Rock Gods #308: Adventures in Our Little Music Scene

The Candletops burned brightly Wednesday at Hamilton’s. They have glowing hat. Yet no gimmicks can distract from the smart, clear lyrics of lead singer Tammy Tammy.

Like:

I left you now

I’ll leave you then

You’ll never get it

Never did.

Ever was

Ever was

Ever was

We don’t fully understand it either but it sounds just great with power chords and keyboards.

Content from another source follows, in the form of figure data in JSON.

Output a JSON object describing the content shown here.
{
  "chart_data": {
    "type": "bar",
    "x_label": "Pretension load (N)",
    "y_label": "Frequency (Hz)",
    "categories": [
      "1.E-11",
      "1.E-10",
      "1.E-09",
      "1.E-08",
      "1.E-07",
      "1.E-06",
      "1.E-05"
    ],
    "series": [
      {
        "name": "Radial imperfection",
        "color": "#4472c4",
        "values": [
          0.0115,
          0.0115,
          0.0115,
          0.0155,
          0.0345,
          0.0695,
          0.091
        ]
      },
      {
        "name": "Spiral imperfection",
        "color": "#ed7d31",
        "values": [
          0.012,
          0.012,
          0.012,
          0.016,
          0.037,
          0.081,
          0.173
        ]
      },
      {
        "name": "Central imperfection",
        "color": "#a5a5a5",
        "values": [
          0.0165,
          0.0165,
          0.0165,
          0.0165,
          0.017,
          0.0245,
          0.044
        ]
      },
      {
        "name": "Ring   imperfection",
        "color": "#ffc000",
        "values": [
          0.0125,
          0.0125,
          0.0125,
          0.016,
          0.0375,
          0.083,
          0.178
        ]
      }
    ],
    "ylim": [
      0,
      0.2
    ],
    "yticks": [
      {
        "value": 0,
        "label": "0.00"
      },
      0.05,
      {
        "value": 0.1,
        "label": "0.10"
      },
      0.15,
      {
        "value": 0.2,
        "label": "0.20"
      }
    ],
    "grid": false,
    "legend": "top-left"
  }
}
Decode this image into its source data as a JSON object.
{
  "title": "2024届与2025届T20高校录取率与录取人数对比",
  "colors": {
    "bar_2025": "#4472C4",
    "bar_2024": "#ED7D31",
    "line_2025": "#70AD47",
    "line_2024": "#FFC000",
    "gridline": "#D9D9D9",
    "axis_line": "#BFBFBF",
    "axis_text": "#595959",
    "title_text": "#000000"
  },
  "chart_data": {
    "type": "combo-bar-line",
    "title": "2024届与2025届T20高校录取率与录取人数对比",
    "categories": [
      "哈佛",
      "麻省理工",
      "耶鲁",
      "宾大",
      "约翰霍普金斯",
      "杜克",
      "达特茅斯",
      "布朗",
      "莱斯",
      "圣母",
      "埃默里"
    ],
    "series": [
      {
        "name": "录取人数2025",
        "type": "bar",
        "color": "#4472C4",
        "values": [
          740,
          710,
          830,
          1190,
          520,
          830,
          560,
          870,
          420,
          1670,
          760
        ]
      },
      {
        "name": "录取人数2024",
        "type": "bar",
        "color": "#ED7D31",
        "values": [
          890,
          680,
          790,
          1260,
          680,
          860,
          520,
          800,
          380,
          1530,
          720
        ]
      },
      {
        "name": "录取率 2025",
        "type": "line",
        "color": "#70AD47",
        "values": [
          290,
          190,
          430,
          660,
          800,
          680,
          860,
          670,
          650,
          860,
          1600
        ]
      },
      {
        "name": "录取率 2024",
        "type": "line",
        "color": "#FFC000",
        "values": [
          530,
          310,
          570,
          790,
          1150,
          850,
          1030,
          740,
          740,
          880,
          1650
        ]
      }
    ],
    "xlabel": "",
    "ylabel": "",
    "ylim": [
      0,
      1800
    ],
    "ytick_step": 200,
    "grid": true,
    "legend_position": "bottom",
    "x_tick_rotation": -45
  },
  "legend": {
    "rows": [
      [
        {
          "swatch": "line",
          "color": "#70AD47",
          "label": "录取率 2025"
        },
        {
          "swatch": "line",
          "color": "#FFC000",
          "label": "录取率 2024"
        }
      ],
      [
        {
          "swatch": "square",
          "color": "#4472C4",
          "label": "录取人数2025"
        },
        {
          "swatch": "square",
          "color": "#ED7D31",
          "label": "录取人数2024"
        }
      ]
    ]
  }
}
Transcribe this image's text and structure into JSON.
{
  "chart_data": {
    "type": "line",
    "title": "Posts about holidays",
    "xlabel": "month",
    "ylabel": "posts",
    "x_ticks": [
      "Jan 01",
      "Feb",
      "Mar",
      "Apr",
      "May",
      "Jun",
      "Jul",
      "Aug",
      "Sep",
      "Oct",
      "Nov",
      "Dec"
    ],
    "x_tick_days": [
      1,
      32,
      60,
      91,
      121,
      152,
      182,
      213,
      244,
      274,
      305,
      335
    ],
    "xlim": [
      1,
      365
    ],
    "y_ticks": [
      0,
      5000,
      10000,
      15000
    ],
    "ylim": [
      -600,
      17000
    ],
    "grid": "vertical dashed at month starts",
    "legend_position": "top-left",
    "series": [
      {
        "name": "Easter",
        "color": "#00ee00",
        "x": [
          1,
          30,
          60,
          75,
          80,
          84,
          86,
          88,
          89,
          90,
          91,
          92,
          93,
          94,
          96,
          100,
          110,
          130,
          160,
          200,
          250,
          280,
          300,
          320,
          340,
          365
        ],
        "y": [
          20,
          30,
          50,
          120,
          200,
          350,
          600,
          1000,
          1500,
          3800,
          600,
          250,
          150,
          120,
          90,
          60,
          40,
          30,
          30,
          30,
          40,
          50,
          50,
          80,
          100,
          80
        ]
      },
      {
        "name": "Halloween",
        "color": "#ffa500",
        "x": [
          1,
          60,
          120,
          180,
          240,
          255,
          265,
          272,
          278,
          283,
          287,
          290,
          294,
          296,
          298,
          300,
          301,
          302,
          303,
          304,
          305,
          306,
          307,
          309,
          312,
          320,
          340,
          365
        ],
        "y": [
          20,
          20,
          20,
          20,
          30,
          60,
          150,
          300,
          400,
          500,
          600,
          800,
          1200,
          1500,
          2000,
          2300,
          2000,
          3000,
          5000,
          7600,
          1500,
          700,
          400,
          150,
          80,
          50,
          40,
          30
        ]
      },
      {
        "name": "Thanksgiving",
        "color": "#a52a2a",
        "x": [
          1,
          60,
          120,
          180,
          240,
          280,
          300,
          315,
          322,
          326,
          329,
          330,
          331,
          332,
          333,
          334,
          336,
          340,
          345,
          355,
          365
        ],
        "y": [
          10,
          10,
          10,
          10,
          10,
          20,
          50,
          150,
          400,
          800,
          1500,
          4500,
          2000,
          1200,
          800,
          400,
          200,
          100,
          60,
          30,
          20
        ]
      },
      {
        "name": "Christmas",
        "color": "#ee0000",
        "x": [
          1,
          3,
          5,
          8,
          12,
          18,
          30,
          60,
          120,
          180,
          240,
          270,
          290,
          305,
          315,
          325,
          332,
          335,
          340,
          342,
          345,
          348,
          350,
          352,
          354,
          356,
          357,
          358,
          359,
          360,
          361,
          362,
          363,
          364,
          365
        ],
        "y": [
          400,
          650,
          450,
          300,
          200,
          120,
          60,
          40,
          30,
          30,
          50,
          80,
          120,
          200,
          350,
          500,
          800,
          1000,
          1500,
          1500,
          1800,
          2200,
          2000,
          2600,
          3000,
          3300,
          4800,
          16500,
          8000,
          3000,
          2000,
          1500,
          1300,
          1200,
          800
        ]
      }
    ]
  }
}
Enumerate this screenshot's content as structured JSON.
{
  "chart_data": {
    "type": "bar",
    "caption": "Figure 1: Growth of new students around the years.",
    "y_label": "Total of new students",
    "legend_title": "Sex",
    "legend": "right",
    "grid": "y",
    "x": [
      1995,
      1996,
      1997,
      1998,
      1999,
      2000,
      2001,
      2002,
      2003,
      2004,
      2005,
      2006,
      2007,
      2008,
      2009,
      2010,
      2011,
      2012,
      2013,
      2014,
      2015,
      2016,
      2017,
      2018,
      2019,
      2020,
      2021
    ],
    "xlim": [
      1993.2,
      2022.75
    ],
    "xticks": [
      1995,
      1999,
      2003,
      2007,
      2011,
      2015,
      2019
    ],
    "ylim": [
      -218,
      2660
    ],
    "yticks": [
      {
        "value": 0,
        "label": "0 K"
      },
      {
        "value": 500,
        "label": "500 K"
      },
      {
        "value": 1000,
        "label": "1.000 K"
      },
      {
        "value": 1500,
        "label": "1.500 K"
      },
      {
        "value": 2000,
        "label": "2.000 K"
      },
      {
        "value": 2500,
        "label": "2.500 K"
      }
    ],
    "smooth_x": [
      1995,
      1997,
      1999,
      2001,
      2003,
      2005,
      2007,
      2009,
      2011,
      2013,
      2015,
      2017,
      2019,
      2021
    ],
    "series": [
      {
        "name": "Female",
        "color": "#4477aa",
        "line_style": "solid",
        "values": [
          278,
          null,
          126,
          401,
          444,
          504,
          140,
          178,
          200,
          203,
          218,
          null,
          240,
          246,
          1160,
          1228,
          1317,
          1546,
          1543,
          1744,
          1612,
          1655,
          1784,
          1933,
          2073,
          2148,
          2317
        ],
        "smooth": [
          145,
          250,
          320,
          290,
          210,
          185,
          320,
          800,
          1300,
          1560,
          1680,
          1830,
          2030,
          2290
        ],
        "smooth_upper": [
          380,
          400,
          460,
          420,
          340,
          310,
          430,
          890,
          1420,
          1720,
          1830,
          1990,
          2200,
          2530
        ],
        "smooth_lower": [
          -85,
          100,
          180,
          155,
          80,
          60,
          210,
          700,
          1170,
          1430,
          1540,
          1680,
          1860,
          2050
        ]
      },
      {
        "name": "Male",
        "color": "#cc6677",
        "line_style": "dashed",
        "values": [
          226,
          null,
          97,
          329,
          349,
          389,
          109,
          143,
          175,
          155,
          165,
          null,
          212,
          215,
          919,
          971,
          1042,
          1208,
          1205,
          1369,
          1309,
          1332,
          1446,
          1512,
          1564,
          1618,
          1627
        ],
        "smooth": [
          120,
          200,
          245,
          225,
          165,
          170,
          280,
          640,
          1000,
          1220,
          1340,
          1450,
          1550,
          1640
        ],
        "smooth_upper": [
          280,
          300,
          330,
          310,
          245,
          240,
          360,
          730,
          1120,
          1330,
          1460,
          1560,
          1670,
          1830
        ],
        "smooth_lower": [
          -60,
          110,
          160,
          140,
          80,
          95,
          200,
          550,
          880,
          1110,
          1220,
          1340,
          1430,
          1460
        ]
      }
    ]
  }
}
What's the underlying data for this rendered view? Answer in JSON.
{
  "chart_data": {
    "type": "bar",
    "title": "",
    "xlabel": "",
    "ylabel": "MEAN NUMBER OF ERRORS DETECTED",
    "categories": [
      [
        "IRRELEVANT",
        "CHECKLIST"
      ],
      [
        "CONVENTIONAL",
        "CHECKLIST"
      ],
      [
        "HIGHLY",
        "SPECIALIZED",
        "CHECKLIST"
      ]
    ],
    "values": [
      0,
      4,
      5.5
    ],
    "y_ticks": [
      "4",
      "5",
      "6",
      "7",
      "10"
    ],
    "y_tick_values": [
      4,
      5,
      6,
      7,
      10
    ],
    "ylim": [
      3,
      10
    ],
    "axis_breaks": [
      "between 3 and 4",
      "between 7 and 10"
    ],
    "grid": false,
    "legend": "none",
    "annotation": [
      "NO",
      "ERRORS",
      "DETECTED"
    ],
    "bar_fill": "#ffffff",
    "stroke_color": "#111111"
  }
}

Some Candletops songs are little more than TTam’s poems read aloud to a bass drone:

Admire the fire

Free the sea

Do not underes

-timate me.

Tonight: The Bougies bore the Bullfinch… Brass Ring Pillars at D’ollaire’s, only why?… Nothing at Hamilton’s (that we’re allowed into anyhow) but there is a new place in town to note: Lady Augusta’s, which is the closest thing to a speakeasy we’ve encountered in this day and age. No signage. No bar counter or table, just chairs. Admission by invitation only (though if you hang around the door long enough, you get an invitation). And bands are starting to infiltrate the place, including Fightin’ Men tonight. Fightin’ Men! You know Lady Augusta’s means business.

Boxing Songs

Boxing Day isn’t about boxing. It’s about putting things in boxes—post-Christmas gifts for the household staff.

1. Tim Vine, “Box Song.” “I used to have a box and I didn’t know what to do.”

2. The Lonely Island with Justin Timberlake, “Dick in a Box.” Won the Creative Arts Emmy for Outstanding Original Music and Lyrics.

3. Orchestral Manoevres in the Dark, “Pandora’s Box.” About Louise Brooks, who played Lulu the silent film classic Pandora’s Box in 1929 and later wrote the extraordinary memoir Lulu in Hollywood. “And all the stars you kissed/Could never ease the pain/And if the face has changed/The grace remains and you’re still the same.”

4. Pete Seeger, “Little Boxes.” Suburban sprawl anthem penned by Seeger’s pal Malvina Reynolds. A ‘60s protest song now recognized as the theme from Weeds.

5. The Archies, “You Know I Love You.” It was a cardboard record which you snipped off the back of a cereal box. A “full fidelity” EP, actually, with this song, “Archie’s Party,” “Nursery Rhymes” and the #1 hit “Jingle Jangle.”

6. Peter Frampton, “Show Me the Way.” Popularized the talk box.

7. The Who, “Squeeze Box.”

8. The Monkees, “P.O. Box 9847.”

9. Genesis, “The Musical Box.” From Nursery Cryme.